Si uno atiende con cierta atención a la trayectoria del grupo podrá advertir que estamos ante una formación que no termina de ligarse a ningún sonido en concreto: se muestran cambiantes y siempre abiertos a las múltiples posibilidades que ofrece un abanico musical, a estas alturas del siglo XXI, inabarcable. También en su manera de acercarse al público mantienen esa avidez por hallar otro tipo de caminos ajenos a los convencionales. Valga como ejemplo los primeros conciertos de presentación de su octavo disco, Todas las cosas buenas (2025), que se realizaron días antes de su lanzamiento en ubicaciones especiales y con los asistentes escuchando en directo a través de cascos inalámbricos la misma mezcla que les llegaba a los músicos por sus in-ears.
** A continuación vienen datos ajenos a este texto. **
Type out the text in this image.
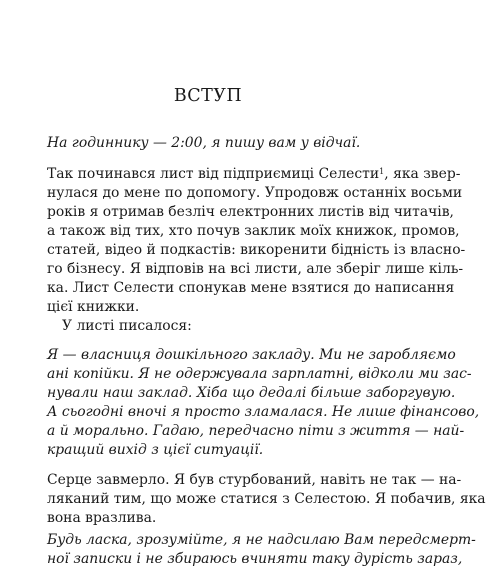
ВСТУП
На годиннику — 2:00, я пишу вам у відчаї.
Так починався лист від підприємиці Селести$^1$, яка звер-
нулася до мене по допомогу. Упродовж останніх восьми
років я отримав безліч електронних листів від читачів,
а також від тих, хто почув заклик моїх книжок, промов,
статей, відео й подкастів: викоренити бідність із власно-
го бізнесу. Я відповів на всі листи, але зберіг лише кіль-
ка. Лист Селести спонукав мене взятися до написання
цієї книжки.
У листі писалося:
Я — власниця дошкільного закладу. Ми не заробляємо
ані копійки. Я не одержувала зарплатні, відколи ми зас-
нували наш заклад. Хіба що дедалі більше заборгувую.
А сьогодні вночі я просто зламалася. Не лише фінансово,
а й морально. Гадаю, передчасно піти з життя — най-
кращий вихід з цієї ситуації.
Серце завмерло. Я був стурбований, навіть не так — на-
ляканий тим, що може статися з Селестою. Я побачив, яка
вона вразлива.
Будь ласка, зрозумійте, я не надсилаю Вам передсмерт-
ної записки і не збираюсь вчиняти таку дурість зараз,
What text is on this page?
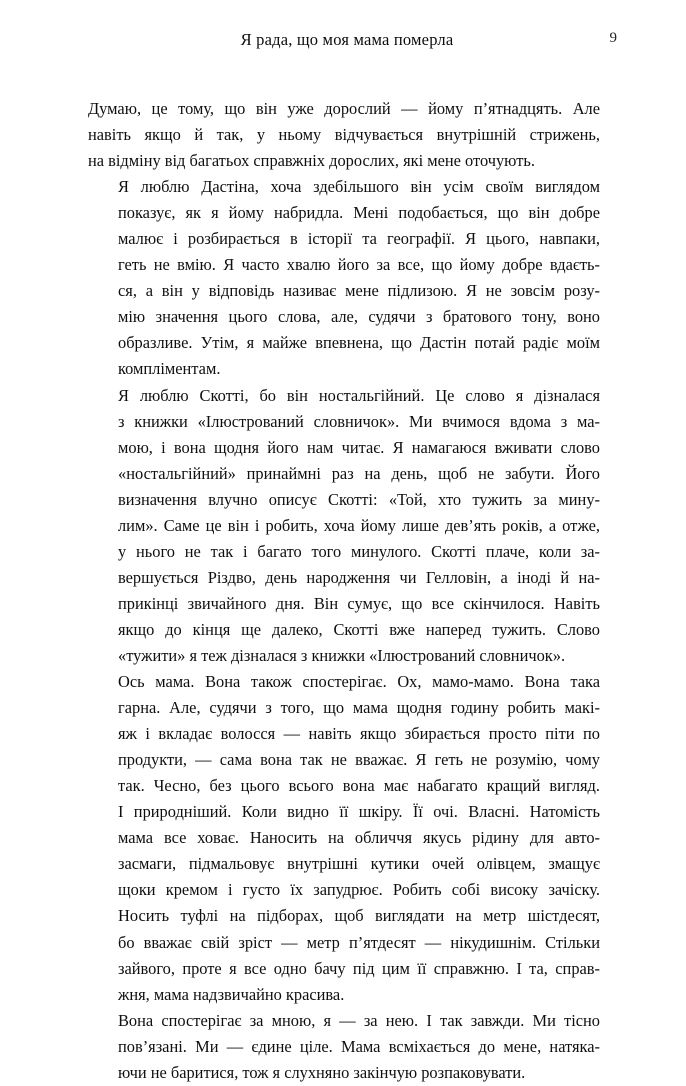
Я рада, що моя мама померла	9

Думаю, це тому, що він уже дорослий — йому п’ятнадцять. Але
навіть якщо й так, у ньому відчувається внутрішній стрижень,
на відміну від багатьох справжніх дорослих, які мене оточують.

Я люблю Дастіна, хоча здебільшого він усім своїм виглядом
показує, як я йому набридла. Мені подобається, що він добре
малює і розбирається в історії та географії. Я цього, навпаки,
геть не вмію. Я часто хвалю його за все, що йому добре вдаєть-
ся, а він у відповідь називає мене підлизою. Я не зовсім розу-
мію значення цього слова, але, судячи з братового тону, воно
образливе. Утім, я майже впевнена, що Дастін потай радіє моїм
компліментам.

Я люблю Скотті, бо він ностальгійний. Це слово я дізналася
з книжки «Ілюстрований словничок». Ми вчимося вдома з ма-
мою, і вона щодня його нам читає. Я намагаюся вживати слово
«ностальгійний» принаймні раз на день, щоб не забути. Його
визначення влучно описує Скотті: «Той, хто тужить за мину-
лим». Саме це він і робить, хоча йому лише дев’ять років, а отже,
у нього не так і багато того минулого. Скотті плаче, коли за-
вершується Різдво, день народження чи Гелловін, а іноді й на-
прикінці звичайного дня. Він сумує, що все скінчилося. Навіть
якщо до кінця ще далеко, Скотті вже наперед тужить. Слово
«тужити» я теж дізналася з книжки «Ілюстрований словничок».

Ось мама. Вона також спостерігає. Ох, мамо-мамо. Вона така
гарна. Але, судячи з того, що мама щодня годину робить макі-
яж і вкладає волосся — навіть якщо збирається просто піти по
продукти, — сама вона так не вважає. Я геть не розумію, чому
так. Чесно, без цього всього вона має набагато кращий вигляд.
І природніший. Коли видно її шкіру. Її очі. Власні. Натомість
мама все ховає. Наносить на обличчя якусь рідину для авто-
засмаги, підмальовує внутрішні кутики очей олівцем, змащує
щоки кремом і густо їх запудрює. Робить собі високу зачіску.
Носить туфлі на підборах, щоб виглядати на метр шістдесят,
бо вважає свій зріст — метр п’ятдесят — нікудишнім. Стільки
зайвого, проте я все одно бачу під цим її справжню. І та, справ-
жня, мама надзвичайно красива.

Вона спостерігає за мною, я — за нею. І так завжди. Ми тісно
пов’язані. Ми — єдине ціле. Мама всміхається до мене, натяка-
ючи не баритися, тож я слухняно закінчую розпаковувати.
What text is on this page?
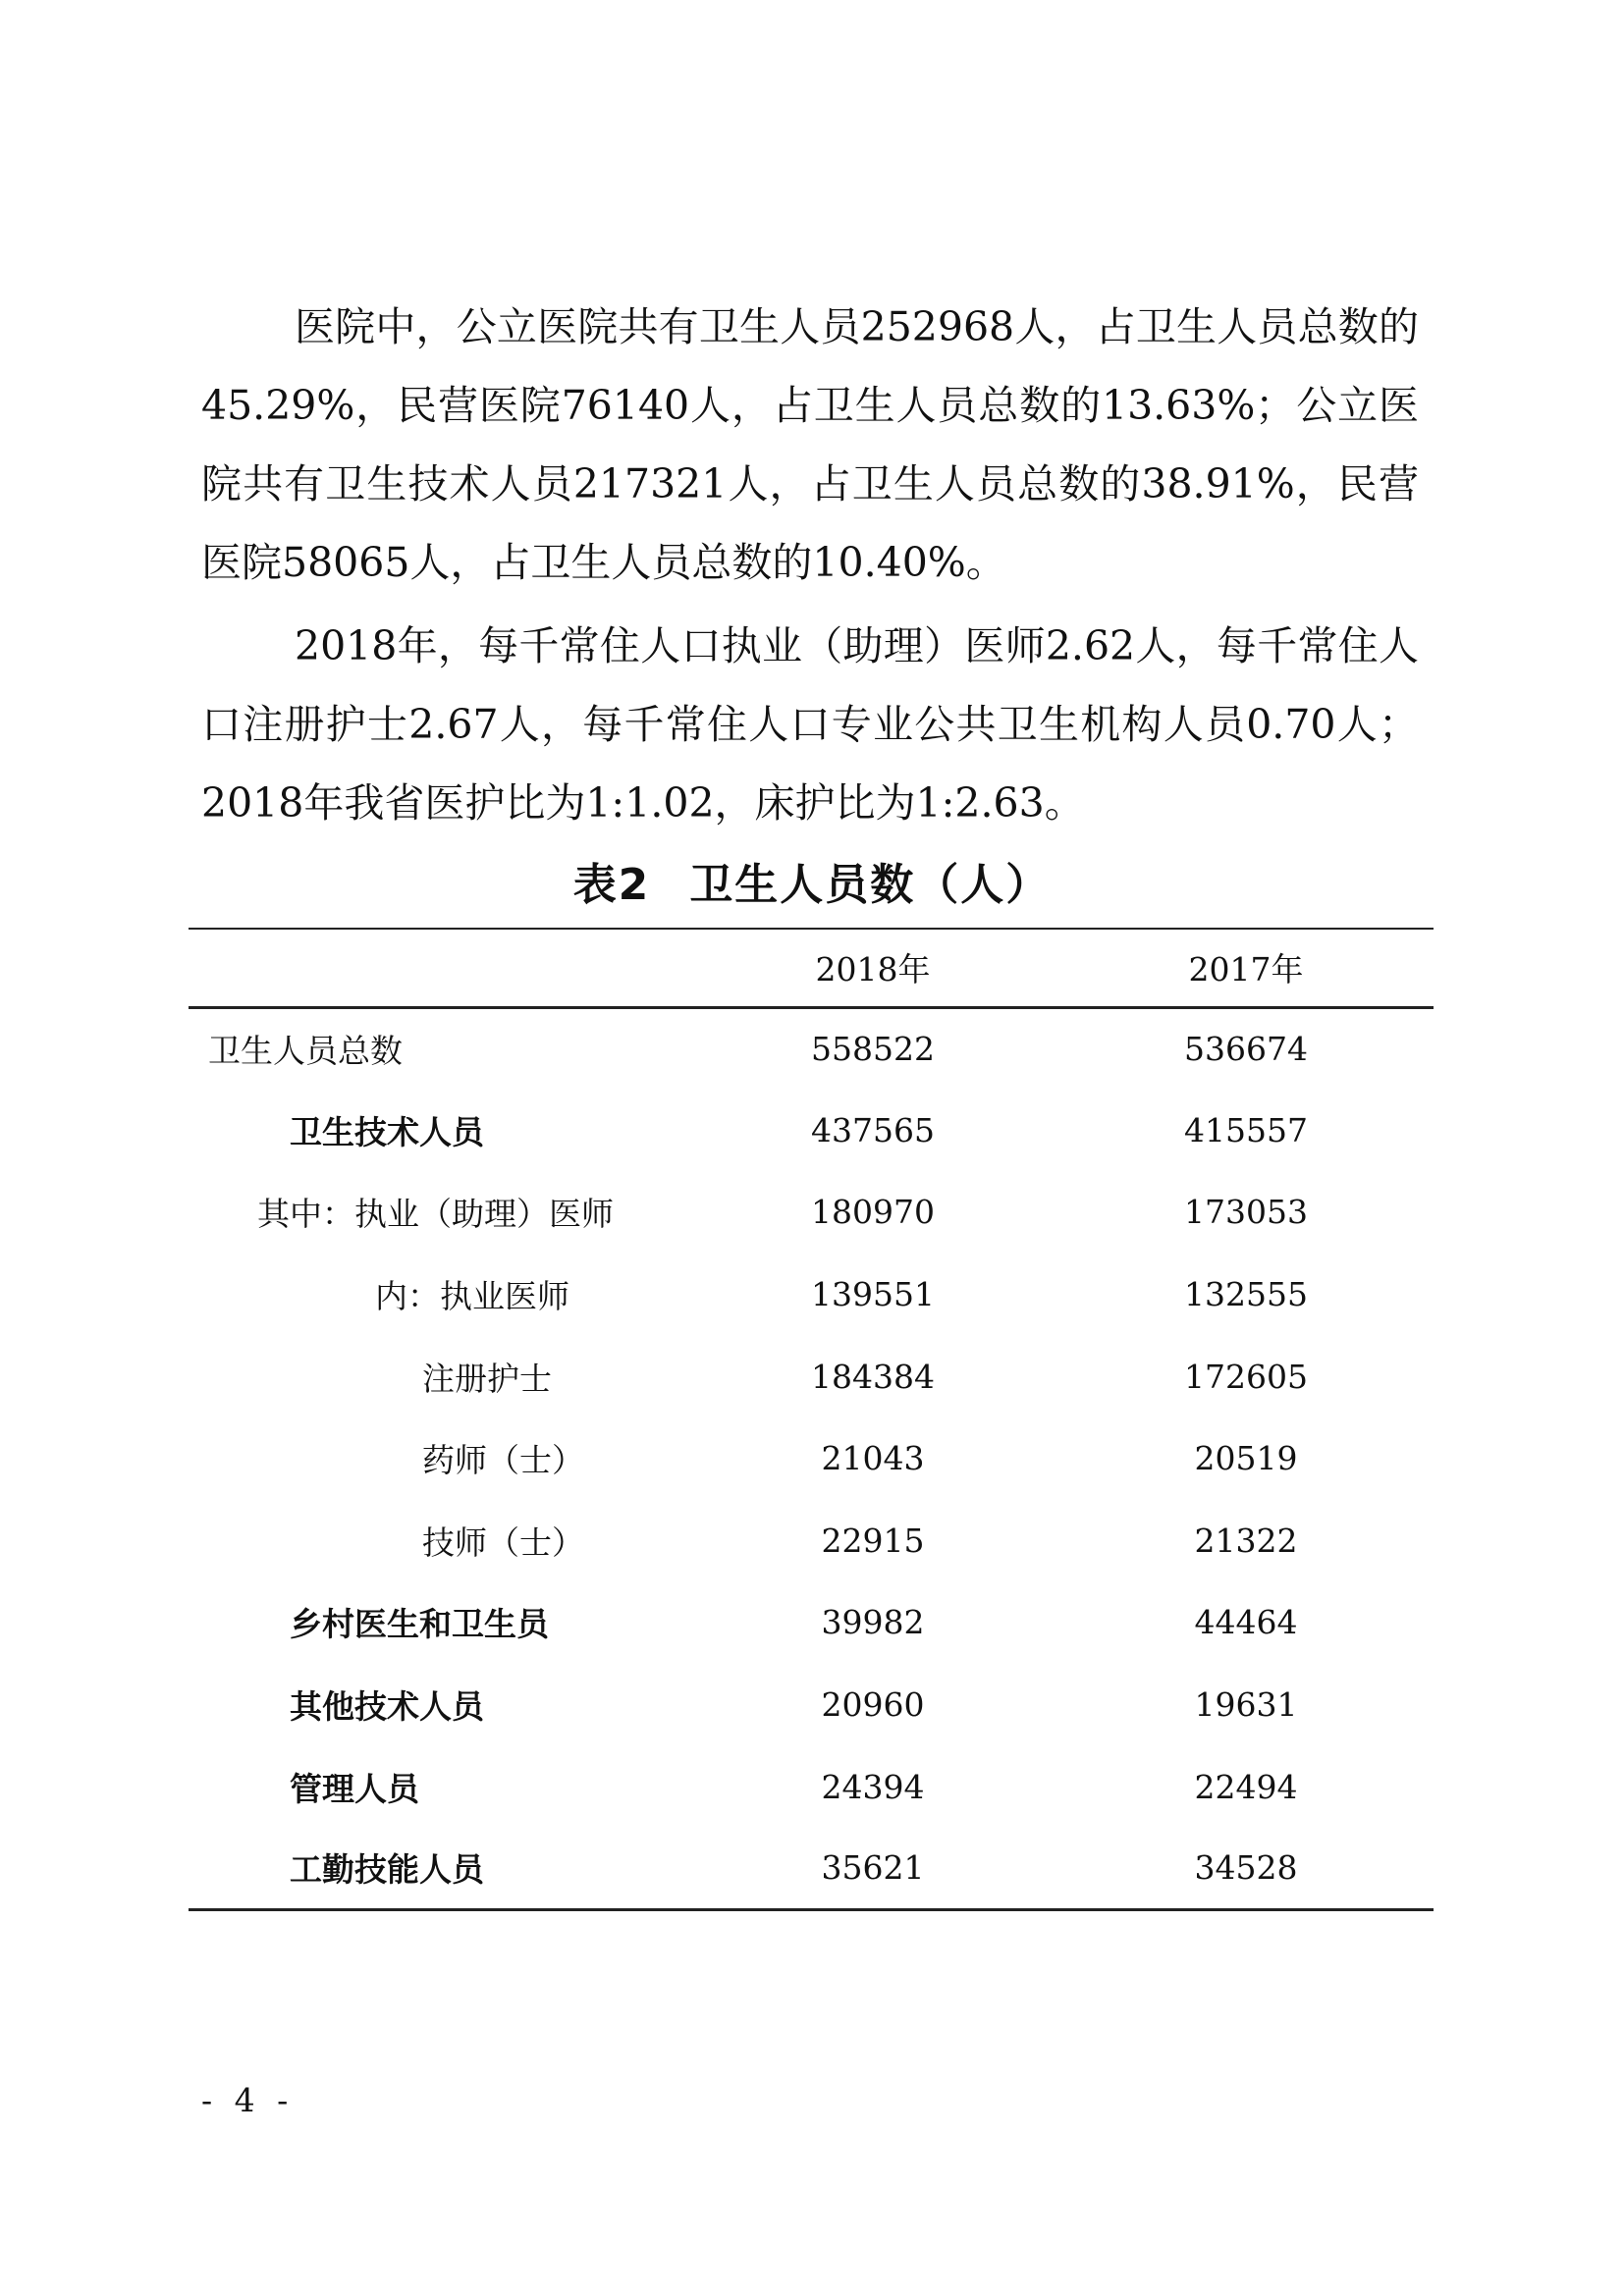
医院中，公立医院共有卫生人员252968人，占卫生人员总数的45.29%，民营医院76140人，占卫生人员总数的13.63%；公立医院共有卫生技术人员217321人，占卫生人员总数的38.91%，民营医院58065人，占卫生人员总数的10.40%。

2018年，每千常住人口执业（助理）医师2.62人，每千常住人口注册护士2.67人，每千常住人口专业公共卫生机构人员0.70人；2018年我省医护比为1:1.02，床护比为1:2.63。

表2 卫生人员数（人）
	2018年	2017年
卫生人员总数	558522	536674
卫生技术人员	437565	415557
其中：执业（助理）医师	180970	173053
内：执业医师	139551	132555
注册护士	184384	172605
药师（士）	21043	20519
技师（士）	22915	21322
乡村医生和卫生员	39982	44464
其他技术人员	20960	19631
管理人员	24394	22494
工勤技能人员	35621	34528
- 4 -
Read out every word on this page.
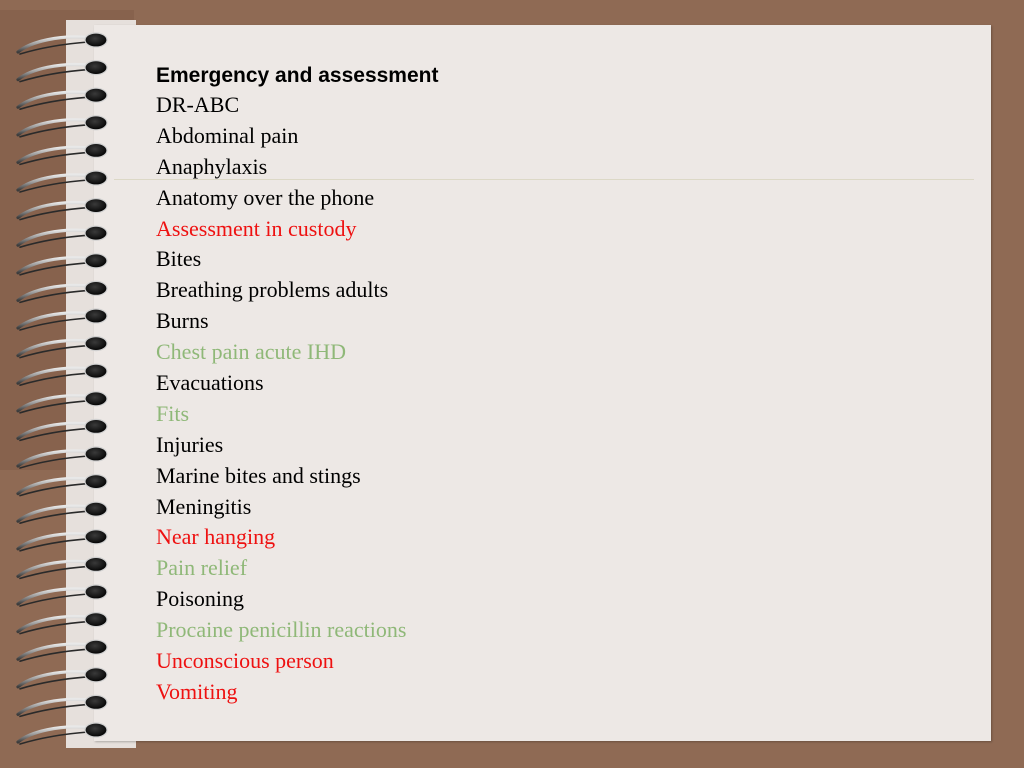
Emergency and assessment
DR-ABC
Abdominal pain
Anaphylaxis
Anatomy over the phone
Assessment in custody
Bites
Breathing problems adults
Burns
Chest pain acute IHD
Evacuations
Fits
Injuries
Marine bites and stings
Meningitis
Near hanging
Pain relief
Poisoning
Procaine penicillin reactions
Unconscious person
Vomiting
Por último, a su carta de méritos hay que sumar unos directos que no bajan del notable y que con cierta frecuencia, como en la actuación que nos ocupa, se internan en el territorio de lo extraordinario. 

Foto: Alberto Fernández-Baca / Málaga de Cultura

El protagonismo de la noche recayó, lógico, en su hasta el momento último trabajo, Todas las cosas buenas, álbum propicio para iniciarse con el grupo si uno aún no le ha hincado el diente a las bondades de su discografía. Su productor, Manuel Cabezalí —que algo sabe del tema—, lo describe como «un disco de grandes éxitos con canciones nuevas» por la variedad de registros y sonoridades que atraviesan sus once cortes (catorce en la edición física). Sonó prácticamente al completo (quedaron fuera Premios de la Música Independiente y Lumbre) pero multiplicando aquí matices y aristas gracias a un sexteto en estado de gracia en donde convergen, junto a Víctor (voz, guitarra, teclados) y Julia (batería), Carlos Campos (guitarra), Juan Feo (percusión), Miguel de Lucas (bajo) y Manola (teclados). Sobre el escenario la propuesta del grupo muta por momentos hacia una electrónica orgánica que, a día de hoy, parece remitir a las excelencias de los australianos Parcels, más concretamente a ese monumental Live Vol.1 (2020) grabado en los estudios Hansa de Berlín. Sería a través de esa senda donde el concierto del pasado sábado alcanzó cotas sobresalientes: el fundido de Trueno azul con Dron sobrevolando Castilla-La Mancha por medio de un interludio bailable, psicodélico y juguetón bien merece sus buenos saltos y varias onomatopeyas de felicidad desbocada. «¡Qué barbaridad!», repetía con entusiasmo mi acompañante pese a que en las barras del recinto la Águila (sin filtrar) se había agotado y sólo podíamos brindar ya con Cruzcampo.  

Lafayette, Polvo de diamantes y Sé dónde van los patos cuando se congela el lago, de aquel El largo mañana (2021) tan influenciado por el soul setentero con el What’s going on de Marvin Gaye siempre en la cima, se ven aquí también empapados en mayor o menor medida por las diversas perspectivas y posibilidades a las que la banda tiende ahora la mano con decisión. También sonó Reverso, pieza compuesta en exclusiva para la exposición Reversos —pudo verse hasta marzo de 2024 en el Museo del Prado— a la que toca atribuir, según nos confesó Cabezuelo, el rumbo actual del grupo. Bendita sea. El temario de la noche se completó con una formidable representación de Magnolia (2017), su disco más importante hasta la fecha, del que rescataron el tema homónimo y, ya para cerrar, Río Wolf y Nebulosa Jade. «¡Qué barbaridad!», insistía ahora yo. 

Foto: Guillermo L.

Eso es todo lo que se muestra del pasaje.